Je secoue la tête de désappointement. Maya me rejoindrait si je disais qu’on va tout droit vers un mur avec toute cette technologie mal maîtrisée, mal ciblée surtout.
— Je comprends totalement. Le monde du livre est touché par ce fléau aussi. Je suis Éditeur.
— Fléau ! Il n’y a pas d’autre mot ! Oui, j’ai cru l’entendre tout à l’heure. Les auteurs virtuels, une nouvelle bêtise des industrielles.
Je sens de la fatigue et de l’énervement dans sa voix, dans l’éclat de ses yeux.
— Si encore, c’était resté au stade d’aide. Mais voilà, le fait que pleins de gens comparent les IA aux artistes me fait grincer des dents. "Elles aussi s'inspirent de tout ce qu'elles voient, comme les artistes, donc ce n’est pas du vol" ! C'est ultra blessant. Vous n’imaginez pas ce que j’entends de la bouche de certains ignares.
— Je conçois, rassurez-vous.
Le pinceau qu’elle tient dans sa main pourrait se fendre en deux.
— Les gens comparent l'inspiration d'un humain à une machine sans âme qui se contente de tout avaler et de tout mélanger pour en sortir du copié-collé. Ils ignorent complètement la sensibilité et la réflexion de la personne. Comme si on se contentait nous aussi de faire du copié-collé. C’est une aberration. Je mets mes tripes dans mes œuvres. Je réfléchis des heures entières, j’affine mon style. Je me renouvelle constamment. Bon sang, bonsoir ! J’imagine, je réinterprète. Je ne me tourne pas les pouces.
Maya maitrise sa colère. Elle reste calme pour me raconter ce qu’elle vit, ce qu’elle combat, toujours. Je remarque les orthèses à ses poignets. Une machine ne souffrira pas de travailler corps et âme. Maya, elle, a déjà des séquelles, des douleurs qui s’amplifieront avec le temps.
Nous contemplons sa peinture, un instant.
Un monde imaginé se dresse sur un carré de toile… Un monde sur lequel elle travaille avec ses doigts et sa tête, dans un jardin près de ses lapins.
— Enfin, à quoi bon s’énerver. Il y aura toujours tout et son contraire. La vie est une lutte à chaque instant. Nous sommes des guerriers.
Elle sourit encore avant de fixer mon visage.
— Dites donc, vous avez les yeux sacrément rouges. Vous ne feriez pas une petite allergie à Oupyre ?
— Loin de là, rassurez-vous. C’est juste un gros con qui s’est permis de me parler.
— Ah ! Une espèce qui pullule depuis quelques années d’un environnement à un autre.

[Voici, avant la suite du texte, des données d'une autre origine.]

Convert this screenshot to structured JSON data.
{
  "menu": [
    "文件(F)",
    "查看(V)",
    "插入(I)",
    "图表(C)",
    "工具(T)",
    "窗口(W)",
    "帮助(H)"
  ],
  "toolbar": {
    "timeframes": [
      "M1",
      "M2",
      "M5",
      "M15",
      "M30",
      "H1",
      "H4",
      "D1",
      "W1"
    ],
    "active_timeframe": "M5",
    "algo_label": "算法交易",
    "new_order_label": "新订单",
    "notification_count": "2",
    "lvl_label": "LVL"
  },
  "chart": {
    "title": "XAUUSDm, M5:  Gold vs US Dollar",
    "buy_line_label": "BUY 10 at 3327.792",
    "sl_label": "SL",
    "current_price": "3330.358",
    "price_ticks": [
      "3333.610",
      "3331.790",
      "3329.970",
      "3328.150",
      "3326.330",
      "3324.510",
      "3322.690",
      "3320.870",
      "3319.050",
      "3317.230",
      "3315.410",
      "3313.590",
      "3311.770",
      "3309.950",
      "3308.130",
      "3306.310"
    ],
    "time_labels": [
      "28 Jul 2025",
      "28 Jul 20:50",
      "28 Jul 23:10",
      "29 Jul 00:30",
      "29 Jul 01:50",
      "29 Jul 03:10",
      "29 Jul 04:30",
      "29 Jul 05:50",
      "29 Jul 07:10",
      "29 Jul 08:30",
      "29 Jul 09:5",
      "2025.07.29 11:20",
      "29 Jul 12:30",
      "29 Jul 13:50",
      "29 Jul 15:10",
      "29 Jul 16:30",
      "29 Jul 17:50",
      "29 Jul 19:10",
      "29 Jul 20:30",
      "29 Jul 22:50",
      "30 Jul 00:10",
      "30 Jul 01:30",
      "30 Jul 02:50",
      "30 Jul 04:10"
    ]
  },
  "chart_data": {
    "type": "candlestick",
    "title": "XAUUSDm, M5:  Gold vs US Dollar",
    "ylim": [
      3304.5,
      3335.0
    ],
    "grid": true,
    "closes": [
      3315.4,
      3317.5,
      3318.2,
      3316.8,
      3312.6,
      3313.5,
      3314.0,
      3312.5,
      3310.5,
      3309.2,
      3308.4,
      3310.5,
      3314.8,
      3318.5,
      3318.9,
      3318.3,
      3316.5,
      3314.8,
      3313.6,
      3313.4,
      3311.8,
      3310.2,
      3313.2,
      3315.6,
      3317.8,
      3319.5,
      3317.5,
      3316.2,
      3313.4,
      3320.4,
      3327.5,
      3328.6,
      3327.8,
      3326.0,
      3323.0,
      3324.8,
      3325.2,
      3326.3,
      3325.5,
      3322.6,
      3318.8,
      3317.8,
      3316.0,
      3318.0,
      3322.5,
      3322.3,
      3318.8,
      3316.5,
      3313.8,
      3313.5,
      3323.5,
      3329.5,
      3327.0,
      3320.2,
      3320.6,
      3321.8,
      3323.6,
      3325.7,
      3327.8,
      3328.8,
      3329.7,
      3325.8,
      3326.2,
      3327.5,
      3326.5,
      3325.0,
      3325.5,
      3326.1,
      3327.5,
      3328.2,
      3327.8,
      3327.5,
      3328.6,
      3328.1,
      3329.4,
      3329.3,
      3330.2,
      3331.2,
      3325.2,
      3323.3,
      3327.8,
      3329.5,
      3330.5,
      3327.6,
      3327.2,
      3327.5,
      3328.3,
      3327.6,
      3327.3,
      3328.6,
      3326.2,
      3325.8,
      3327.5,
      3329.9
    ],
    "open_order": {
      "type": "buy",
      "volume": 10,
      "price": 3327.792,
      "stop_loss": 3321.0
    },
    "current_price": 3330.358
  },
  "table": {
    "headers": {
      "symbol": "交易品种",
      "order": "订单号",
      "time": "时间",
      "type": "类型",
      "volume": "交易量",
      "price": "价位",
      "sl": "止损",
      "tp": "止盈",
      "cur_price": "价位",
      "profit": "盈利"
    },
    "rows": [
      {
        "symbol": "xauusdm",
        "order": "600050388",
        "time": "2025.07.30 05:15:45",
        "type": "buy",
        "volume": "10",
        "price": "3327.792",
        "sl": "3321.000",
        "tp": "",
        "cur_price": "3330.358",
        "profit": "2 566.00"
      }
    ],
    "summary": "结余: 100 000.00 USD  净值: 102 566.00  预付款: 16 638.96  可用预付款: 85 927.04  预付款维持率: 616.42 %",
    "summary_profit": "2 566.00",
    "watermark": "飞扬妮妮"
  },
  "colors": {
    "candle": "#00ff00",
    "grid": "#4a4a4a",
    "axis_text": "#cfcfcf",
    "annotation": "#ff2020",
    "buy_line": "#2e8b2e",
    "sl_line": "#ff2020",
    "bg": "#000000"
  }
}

Comment se retenir de rire ? Comment ne pas se plier en deux ?
Maya a clairement l’âme d’une révolutionnaire, elle l’a sans doute été dans ses jeunes années. Aujourd’hui, sans la connaitre, simplement en observant ses yeux, je sais qu’elle n’a plus le même engouement à défendre tous ses principes. Elle est blasée et je la comprends. Comment ne pas l’être ? Tout nous pousse dans cette direction.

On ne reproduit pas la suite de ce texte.